Due to the high packet loss, our global SMS platform was unable to reliably send messages to suppliers in various data centers, leading to rapidly growing internal queues across a significant proportion of our supplier connections. Under normal operation we reject messages when individual queues become too large to ensure that APIs remain stable. In this incident the queues for many supplier connections grew rapidly, causing memory usage to grow unsustainably and the API to become unresponsive; load balancers responded with request timeouts.
Our normal practice of failing over to Asia-Pacific data centers did not resolve the API issues as messages that needed to be sent to the other data centers began queuing in the internal queues of the Asia-Pacific SMS platform causing similar effect as in our US data center.

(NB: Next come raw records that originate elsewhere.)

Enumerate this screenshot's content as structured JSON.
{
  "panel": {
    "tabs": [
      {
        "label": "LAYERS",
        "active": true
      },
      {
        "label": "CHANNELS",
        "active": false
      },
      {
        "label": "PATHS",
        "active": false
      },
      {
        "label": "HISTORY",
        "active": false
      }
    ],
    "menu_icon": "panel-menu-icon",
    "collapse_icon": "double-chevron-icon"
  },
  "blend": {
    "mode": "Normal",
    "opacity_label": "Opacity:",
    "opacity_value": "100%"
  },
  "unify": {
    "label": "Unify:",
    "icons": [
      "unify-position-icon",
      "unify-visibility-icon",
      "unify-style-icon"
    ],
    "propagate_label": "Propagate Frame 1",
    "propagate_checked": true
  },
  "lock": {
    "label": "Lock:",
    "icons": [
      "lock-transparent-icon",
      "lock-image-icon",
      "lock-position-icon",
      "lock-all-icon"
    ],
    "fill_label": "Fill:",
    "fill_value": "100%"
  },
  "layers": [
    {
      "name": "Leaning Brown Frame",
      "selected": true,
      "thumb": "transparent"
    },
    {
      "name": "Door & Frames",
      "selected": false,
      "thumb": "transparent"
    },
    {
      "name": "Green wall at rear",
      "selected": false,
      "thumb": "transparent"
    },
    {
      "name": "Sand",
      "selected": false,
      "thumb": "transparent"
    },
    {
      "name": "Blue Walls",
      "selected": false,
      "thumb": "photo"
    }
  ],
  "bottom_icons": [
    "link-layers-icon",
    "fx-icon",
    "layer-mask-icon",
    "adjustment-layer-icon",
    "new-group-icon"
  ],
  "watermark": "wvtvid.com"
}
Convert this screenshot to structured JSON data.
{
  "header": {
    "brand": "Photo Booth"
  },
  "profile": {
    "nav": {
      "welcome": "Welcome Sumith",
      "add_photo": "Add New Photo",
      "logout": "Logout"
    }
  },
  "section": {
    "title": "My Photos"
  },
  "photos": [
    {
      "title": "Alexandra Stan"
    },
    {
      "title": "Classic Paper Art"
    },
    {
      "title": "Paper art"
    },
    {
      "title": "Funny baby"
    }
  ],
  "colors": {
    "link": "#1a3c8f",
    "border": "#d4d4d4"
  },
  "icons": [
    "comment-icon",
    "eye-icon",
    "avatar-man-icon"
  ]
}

Our systems alerted us to growing queues and packet loss in the US data center, and we initiated a standard failover to the Asia-Pacific data center; this began suffering similar queueing when trying to send messages back to US and EU suppliers and the failover was reversed.
As the packet loss subsided, we were able to recover the global SMS platform through targeted traffic redirection and platform restarts.